Il est vrai que c’est d’abord une affaire de mœurs. Un homme ayant de très hautes responsabilités, usant de sa fortune acquise dans notre pays, assouvit ses instincts les plus inavouables sur de pubères enfants. En France, et dans tous les pays dits développés, c’est un délit qui aurait fait la une de tous les journaux, avec d’autant plus de retentissement que la position sociale du présumé coupable est élevée. C’est un délit qui, selon le site du Ministère français des Affaires Etrangères, « peut consister en une réclusion de 10 ans, 20 ans, 40 ans, voire en une peine à perpétuité et peut parfois s’accompagner de travaux forcés, si le délit est commis à l’étranger ».
Un Français qui commet un crime à l’étranger peut être poursuivi en France (art.113-6 et 227-27-1 du Code pénal français).
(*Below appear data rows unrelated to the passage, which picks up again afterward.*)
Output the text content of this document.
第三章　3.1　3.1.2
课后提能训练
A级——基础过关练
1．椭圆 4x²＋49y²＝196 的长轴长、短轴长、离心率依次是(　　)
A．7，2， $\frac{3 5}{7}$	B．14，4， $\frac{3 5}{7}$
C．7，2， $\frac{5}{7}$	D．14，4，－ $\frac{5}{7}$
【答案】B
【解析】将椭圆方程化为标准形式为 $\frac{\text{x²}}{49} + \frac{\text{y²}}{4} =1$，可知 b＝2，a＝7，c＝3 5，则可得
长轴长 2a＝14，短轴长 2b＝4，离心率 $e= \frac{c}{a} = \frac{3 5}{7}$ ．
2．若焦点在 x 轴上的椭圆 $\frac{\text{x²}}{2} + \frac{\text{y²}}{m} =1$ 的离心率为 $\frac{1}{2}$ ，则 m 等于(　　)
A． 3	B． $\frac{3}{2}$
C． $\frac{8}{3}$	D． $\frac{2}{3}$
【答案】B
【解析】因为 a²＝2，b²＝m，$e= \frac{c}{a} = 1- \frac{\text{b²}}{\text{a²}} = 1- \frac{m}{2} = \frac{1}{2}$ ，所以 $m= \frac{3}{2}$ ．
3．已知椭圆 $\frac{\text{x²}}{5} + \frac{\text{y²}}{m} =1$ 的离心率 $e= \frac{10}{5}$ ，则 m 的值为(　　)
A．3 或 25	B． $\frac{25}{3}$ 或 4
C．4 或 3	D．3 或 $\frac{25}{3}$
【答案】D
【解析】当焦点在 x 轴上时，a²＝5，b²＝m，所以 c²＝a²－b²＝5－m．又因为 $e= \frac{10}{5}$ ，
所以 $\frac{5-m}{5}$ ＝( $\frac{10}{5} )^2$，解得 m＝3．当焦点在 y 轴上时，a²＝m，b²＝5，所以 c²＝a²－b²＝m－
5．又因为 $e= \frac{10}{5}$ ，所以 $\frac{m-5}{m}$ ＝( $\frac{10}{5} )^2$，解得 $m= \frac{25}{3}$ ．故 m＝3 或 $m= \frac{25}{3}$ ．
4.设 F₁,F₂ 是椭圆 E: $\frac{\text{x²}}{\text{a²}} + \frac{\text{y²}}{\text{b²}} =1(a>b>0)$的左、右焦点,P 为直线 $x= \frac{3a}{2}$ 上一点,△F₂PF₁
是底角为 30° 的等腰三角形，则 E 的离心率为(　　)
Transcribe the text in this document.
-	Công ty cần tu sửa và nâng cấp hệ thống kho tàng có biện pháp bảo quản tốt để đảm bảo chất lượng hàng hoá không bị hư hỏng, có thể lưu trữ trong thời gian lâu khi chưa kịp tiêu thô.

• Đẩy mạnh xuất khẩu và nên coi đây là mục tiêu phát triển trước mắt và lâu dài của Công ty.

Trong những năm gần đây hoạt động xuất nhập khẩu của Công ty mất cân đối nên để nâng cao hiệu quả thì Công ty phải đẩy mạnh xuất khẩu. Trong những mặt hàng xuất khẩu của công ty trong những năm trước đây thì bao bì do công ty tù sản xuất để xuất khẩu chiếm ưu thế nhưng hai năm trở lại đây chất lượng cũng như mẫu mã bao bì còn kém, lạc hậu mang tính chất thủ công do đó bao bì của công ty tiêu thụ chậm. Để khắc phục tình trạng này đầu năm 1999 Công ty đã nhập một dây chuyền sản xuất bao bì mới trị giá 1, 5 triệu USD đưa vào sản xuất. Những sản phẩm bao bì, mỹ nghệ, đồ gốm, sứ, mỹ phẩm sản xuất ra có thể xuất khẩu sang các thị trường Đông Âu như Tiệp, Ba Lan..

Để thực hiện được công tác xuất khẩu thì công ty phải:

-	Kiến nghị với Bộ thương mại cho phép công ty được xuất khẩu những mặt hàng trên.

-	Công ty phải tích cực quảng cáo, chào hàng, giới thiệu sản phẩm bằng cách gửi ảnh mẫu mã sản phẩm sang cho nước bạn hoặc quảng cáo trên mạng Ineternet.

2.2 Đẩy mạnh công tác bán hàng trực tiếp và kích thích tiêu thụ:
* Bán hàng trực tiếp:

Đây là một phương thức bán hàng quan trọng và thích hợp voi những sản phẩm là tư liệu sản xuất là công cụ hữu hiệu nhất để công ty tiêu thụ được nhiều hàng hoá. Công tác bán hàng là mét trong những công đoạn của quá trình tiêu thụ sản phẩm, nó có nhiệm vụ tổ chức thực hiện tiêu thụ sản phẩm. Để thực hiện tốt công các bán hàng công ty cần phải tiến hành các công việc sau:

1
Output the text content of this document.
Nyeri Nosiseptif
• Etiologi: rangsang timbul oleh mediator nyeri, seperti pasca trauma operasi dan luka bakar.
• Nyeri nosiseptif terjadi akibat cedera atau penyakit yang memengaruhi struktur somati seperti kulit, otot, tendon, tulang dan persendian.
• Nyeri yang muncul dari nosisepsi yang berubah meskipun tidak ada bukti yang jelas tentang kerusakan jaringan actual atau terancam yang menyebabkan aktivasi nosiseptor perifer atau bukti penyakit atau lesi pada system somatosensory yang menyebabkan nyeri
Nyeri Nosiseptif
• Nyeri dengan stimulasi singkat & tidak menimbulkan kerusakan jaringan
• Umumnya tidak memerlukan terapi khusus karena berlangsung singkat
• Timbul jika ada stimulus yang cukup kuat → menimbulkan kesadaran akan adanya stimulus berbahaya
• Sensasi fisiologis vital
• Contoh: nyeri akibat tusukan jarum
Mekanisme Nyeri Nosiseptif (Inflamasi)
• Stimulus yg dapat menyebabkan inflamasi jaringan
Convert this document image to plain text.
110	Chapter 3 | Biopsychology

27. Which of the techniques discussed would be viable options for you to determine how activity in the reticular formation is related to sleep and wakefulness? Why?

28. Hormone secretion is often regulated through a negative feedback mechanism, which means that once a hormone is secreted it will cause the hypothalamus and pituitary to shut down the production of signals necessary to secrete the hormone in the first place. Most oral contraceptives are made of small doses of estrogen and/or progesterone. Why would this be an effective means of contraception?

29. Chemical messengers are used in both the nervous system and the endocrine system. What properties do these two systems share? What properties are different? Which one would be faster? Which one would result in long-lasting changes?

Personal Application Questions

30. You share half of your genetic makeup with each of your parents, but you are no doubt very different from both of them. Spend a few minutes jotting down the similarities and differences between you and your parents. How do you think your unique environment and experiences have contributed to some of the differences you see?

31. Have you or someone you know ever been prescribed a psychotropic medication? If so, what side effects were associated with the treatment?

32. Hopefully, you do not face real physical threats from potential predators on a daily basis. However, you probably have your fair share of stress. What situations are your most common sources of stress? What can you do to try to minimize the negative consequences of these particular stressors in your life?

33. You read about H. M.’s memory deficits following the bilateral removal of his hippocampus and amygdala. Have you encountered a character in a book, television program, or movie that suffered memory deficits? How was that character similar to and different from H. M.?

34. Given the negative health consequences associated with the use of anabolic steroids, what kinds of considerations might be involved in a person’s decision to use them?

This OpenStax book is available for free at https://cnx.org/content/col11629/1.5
La peine encourue en France par une personne reconnue coupable d’un acte de pédophilie est de 7 ans de prison ferme (article 227-22 du Code pénal français). Une personne reconnue coupable d’actes pédophiles commis dans un pays où ces actes ne sont pas punis pourra néanmoins être poursuivie en France (art.222-22 du Code Pénal français).
C’est vous dire la gravité du délit, signe de la protection à accorder à l’enfant. Depuis l’affaire Dutroux, les opinions publiques européennes sont, à juste titre, profondément traumatisées !
J’estime que notre justice doit aller jusqu’au bout de cette affaire, sinon au lieu de se cantonner à une sordide affaire de mœurs, cette histoire se transformerait en une affaire d’honneur, avec son lot d’orgueil et de vengeance. Il en va d’abord de l’honneur de la justice. Ce cas d’école serait le signe qu’elle est aussi du côté de la veuve et de l’orphelin, du faible et de l’exploité, et non pas sujette à des achats de conscience, comme la croyance populaire l’accrédite et comme les esprits bien informés autour de cette affaire le craignent. Elle (re)trouverait enfin du crédit auprès des justiciables !
Il en va également de l’honneur de notre pays. Le Gabon n’est pas une destination privilégiée pour le tourisme sexuel. Les individus qui, solidaires, se battent sans vergogne pour faire relaxer leur comparse seront les mêmes qui se répandront pour que cette image nous colle définitivement à la peau. Les réseaux pédophiles continueront sans crainte leurs basses besognes, et c’est ma fille, et c’est votre fils, ce sont nos enfants qui seront leurs prochaines victimes.
Pardonnez-moi, cher lecteur, ce cri du cœur. Mais, j’aurai dû commencer par là. Celui qui a un enfant comprendra la profondeur et la légitimité de ma colère. Un mwana gabonais n’est pas de la viande destinée à rassasier un européen pervers, aussi riche soit-il, disons-le clairement. J’estime que ce n‘est pas juste. Dans un cas similaire, au Tchad, le retentissement lié à l’affaire de l’Arche de Noé a donné lieu à une mobilisation internationale. L’opinion tchadienne a retenu que même pauvre, un enfant tchadien a droit à la même justice qu’un petit européen.
C’est bientôt Noël. Il est né le divin enfant. L’enfance et l’adolescence sont les périodes les plus précieuses de la vie, avant les combats tumultueux de l’âge adulte. J’estime que nos enfants ont droit à leur part de rêve. Les démons qui rôdent autour de leur innocence, dans le but d’abuser de nos misères matérielles et morales, ne sont pas nos amis comme ils le prétendent, mais la manifestation moderne de ces négriers qui volent, violent, pillent et repartent dans le même mépris où ils sont arrivés.
J’estime que la justice doit aller jusqu’au bout de cette triste affaire.